Between its founding in 1978 until around 1990, the Center—located across 118th Street from the School of International and Public Affairs (SIPA)—established a reputation as a sponsor of the performing arts.

It made possible, for example, the filming of the Oscar-winning documentary From Mao to Mozart: Isaac Stern in China at the end of the Cultural Revolution in the late '70s; it sent Arthur Miller to Beijing in the early '80s to direct his Death of a Salesman there; it arranged for the dancer Jacques D'Amboise to recruit 50 children in Beijing to sing and dance in his China Dig as part of the 1986 Event of the Year performed at Madison Square Garden, and in 1990 it organized the first Pacific Music Festival in conjunction with the first Pacific Composers Conference, both of which were co-directed by Leonard Bernstein and Michael Tilson Thomas and held in Sapporo, Japan.

Chou explains that the center began to move in a new direction at the start of the 1990s. Its resources were increasingly drawn to the arts of indigenous peoples as it took up the question: Where is the root of contemporary Chinese culture? Supported from 1992 through 1998 by a package of grants totaling $2.5 million from the Ford Foundation, the Center focused on Yunnan in southwest China where 25 distinct minority nationalities with cultural ties extending throughout Southeast Asia co-exist.

The center collaborated with the provincial government to draft and implement a "Joint Plan on Yunnan Nationalities Cultures," which aimed at promoting the "continuation and development of the cultural traditions of Yunnan's minority nationalities." Among the projects initiated under the plan were the creation of an indigenous arts department at the Yunnan Nationalities Institute, the building of the Yunnan Nationalities Museum devoted to indigenous cultures, a survey of the arts and crafts practiced by all the province's nationalities and mentorship/apprenticeship programs with master artisans from the minority nationalities.

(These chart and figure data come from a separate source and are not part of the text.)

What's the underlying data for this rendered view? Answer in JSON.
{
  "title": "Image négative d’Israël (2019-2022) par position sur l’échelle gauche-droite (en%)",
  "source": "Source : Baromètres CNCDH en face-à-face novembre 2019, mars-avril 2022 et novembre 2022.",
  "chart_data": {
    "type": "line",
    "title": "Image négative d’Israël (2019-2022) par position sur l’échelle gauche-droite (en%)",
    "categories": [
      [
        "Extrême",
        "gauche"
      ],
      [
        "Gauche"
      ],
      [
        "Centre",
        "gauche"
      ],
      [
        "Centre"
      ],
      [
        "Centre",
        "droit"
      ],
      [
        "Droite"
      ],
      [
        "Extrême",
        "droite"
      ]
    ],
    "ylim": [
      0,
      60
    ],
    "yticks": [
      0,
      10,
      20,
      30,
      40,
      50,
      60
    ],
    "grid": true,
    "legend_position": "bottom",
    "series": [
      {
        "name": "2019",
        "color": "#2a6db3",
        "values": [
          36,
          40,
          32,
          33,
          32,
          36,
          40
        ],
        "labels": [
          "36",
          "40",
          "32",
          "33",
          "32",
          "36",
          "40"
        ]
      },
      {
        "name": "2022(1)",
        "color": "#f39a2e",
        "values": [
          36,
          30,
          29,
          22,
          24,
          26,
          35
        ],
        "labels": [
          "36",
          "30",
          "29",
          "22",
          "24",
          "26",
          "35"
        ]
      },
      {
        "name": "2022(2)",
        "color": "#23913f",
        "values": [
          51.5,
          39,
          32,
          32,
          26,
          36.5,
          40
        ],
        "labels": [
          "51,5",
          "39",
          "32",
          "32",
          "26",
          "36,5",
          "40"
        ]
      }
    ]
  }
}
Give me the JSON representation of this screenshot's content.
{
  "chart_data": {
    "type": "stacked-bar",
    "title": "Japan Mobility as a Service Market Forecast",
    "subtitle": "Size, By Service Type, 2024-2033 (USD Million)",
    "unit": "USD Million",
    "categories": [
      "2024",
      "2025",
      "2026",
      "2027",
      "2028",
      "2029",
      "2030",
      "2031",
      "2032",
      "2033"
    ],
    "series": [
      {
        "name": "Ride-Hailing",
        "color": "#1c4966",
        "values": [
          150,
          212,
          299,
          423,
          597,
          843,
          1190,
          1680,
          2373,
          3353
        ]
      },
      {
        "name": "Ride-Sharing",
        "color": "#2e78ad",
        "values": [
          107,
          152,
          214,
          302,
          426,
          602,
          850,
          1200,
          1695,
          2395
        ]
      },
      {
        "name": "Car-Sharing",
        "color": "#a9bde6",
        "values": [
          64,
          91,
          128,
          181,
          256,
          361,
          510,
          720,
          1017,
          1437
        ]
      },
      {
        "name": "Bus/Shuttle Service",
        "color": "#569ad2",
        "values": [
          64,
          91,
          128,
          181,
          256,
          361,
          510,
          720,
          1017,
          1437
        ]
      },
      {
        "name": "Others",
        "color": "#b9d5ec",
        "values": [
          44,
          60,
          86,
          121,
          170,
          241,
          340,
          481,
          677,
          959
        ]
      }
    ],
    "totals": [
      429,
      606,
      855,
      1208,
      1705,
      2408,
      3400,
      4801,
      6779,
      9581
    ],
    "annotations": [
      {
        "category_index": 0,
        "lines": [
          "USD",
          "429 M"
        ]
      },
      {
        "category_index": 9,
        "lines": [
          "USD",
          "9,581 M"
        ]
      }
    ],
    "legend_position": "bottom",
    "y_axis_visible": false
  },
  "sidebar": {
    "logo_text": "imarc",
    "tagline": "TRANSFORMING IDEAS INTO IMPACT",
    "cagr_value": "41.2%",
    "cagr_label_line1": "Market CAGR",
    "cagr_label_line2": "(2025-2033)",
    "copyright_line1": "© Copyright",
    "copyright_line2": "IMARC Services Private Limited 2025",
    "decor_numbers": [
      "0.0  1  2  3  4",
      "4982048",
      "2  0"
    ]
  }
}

It was apparent, however, that these efforts might preserve but never continue and develop the region's cultures unless Yunnan's rising economic needs and ambitions were represented in a universal strategy for cultural conservation.

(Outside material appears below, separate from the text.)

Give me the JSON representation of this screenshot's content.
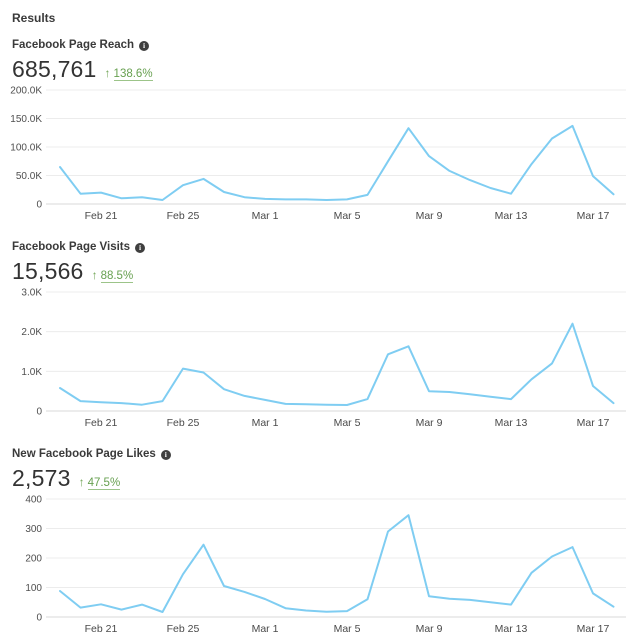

Yunnan's shared border with Laos, Vietnam and Myanmar (formerly Burma) and its proximity to Thailand and India place it at the nexus of what French bank Crédit Lyonnais has dubbed the "Golden Triangle . . . Asia's next growth hot spot." The province was therefore an ideal site to devise a holistic cultural conservation plan that embraces—not fights—development and the economic benefits it could bring to the struggling region.

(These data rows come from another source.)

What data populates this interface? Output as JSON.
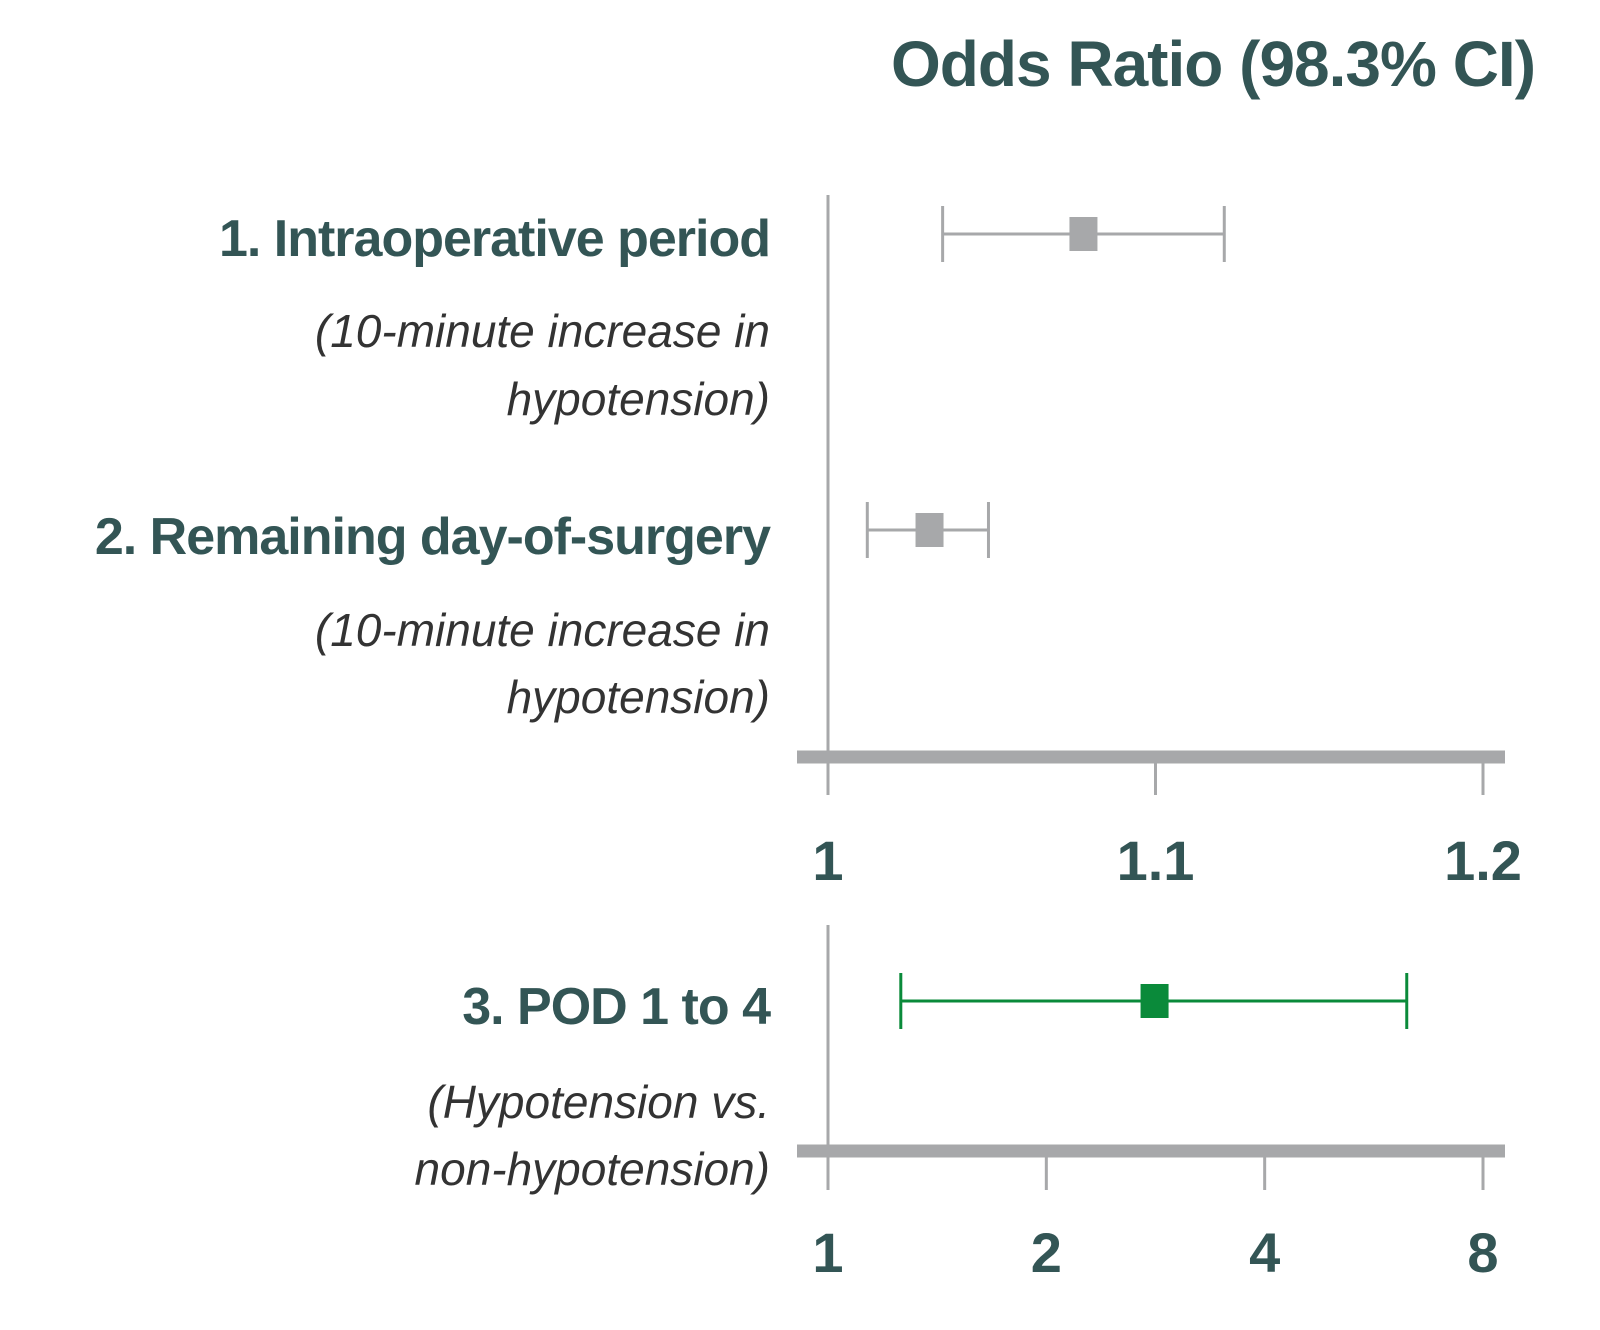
{
  "chart_data": {
    "type": "forest",
    "title": "Odds Ratio (98.3% CI)",
    "colors": {
      "text": "#335555",
      "subtext": "#333333",
      "axis": "#a7a8aa",
      "grey_marker": "#a7a8aa",
      "green_marker": "#0a8a3a"
    },
    "panels": [
      {
        "scale": "linear",
        "ticks": [
          "1",
          "1.1",
          "1.2"
        ],
        "tick_values": [
          1,
          1.1,
          1.2
        ],
        "xlim": [
          1,
          1.2
        ],
        "rows": [
          {
            "label": "1. Intraoperative period",
            "sublabel_lines": [
              "(10-minute increase in",
              "hypotension)"
            ],
            "or": 1.078,
            "ci_low": 1.035,
            "ci_high": 1.121,
            "color": "#a7a8aa"
          },
          {
            "label": "2. Remaining day-of-surgery",
            "sublabel_lines": [
              "(10-minute increase in",
              "hypotension)"
            ],
            "or": 1.031,
            "ci_low": 1.012,
            "ci_high": 1.049,
            "color": "#a7a8aa"
          }
        ]
      },
      {
        "scale": "log2",
        "ticks": [
          "1",
          "2",
          "4",
          "8"
        ],
        "tick_values": [
          1,
          2,
          4,
          8
        ],
        "xlim": [
          1,
          8
        ],
        "rows": [
          {
            "label": "3. POD 1 to 4",
            "sublabel_lines": [
              "(Hypotension vs.",
              "non-hypotension)"
            ],
            "or": 2.82,
            "ci_low": 1.26,
            "ci_high": 6.28,
            "color": "#0a8a3a"
          }
        ]
      }
    ]
  }
}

"We believe endangered cultural practices and artistic skills must not be the concern of cultural planners alone," Chou says, "but of economists, scientists and conservationists as well, [because] cultural conservation is dependent on socio-economic development and preservation of the ecosystem."

Ambitious as its agenda is, the model that will emerge from "Conservancy Conference-Yunnan 1999" is guaranteed a thorough testing. The Ford Foundation again granted the center a $2.5 million package to support the implementation of the conference's plan during the next three years. Also, the leadership of Yunnan, as conference co-host, is very eager to apply a conservation scheme that would not only preserve the province's past but also enhance its future, a future that Chou Wen-chung and the Center for U.S.-China Arts Exchange are helping to shape.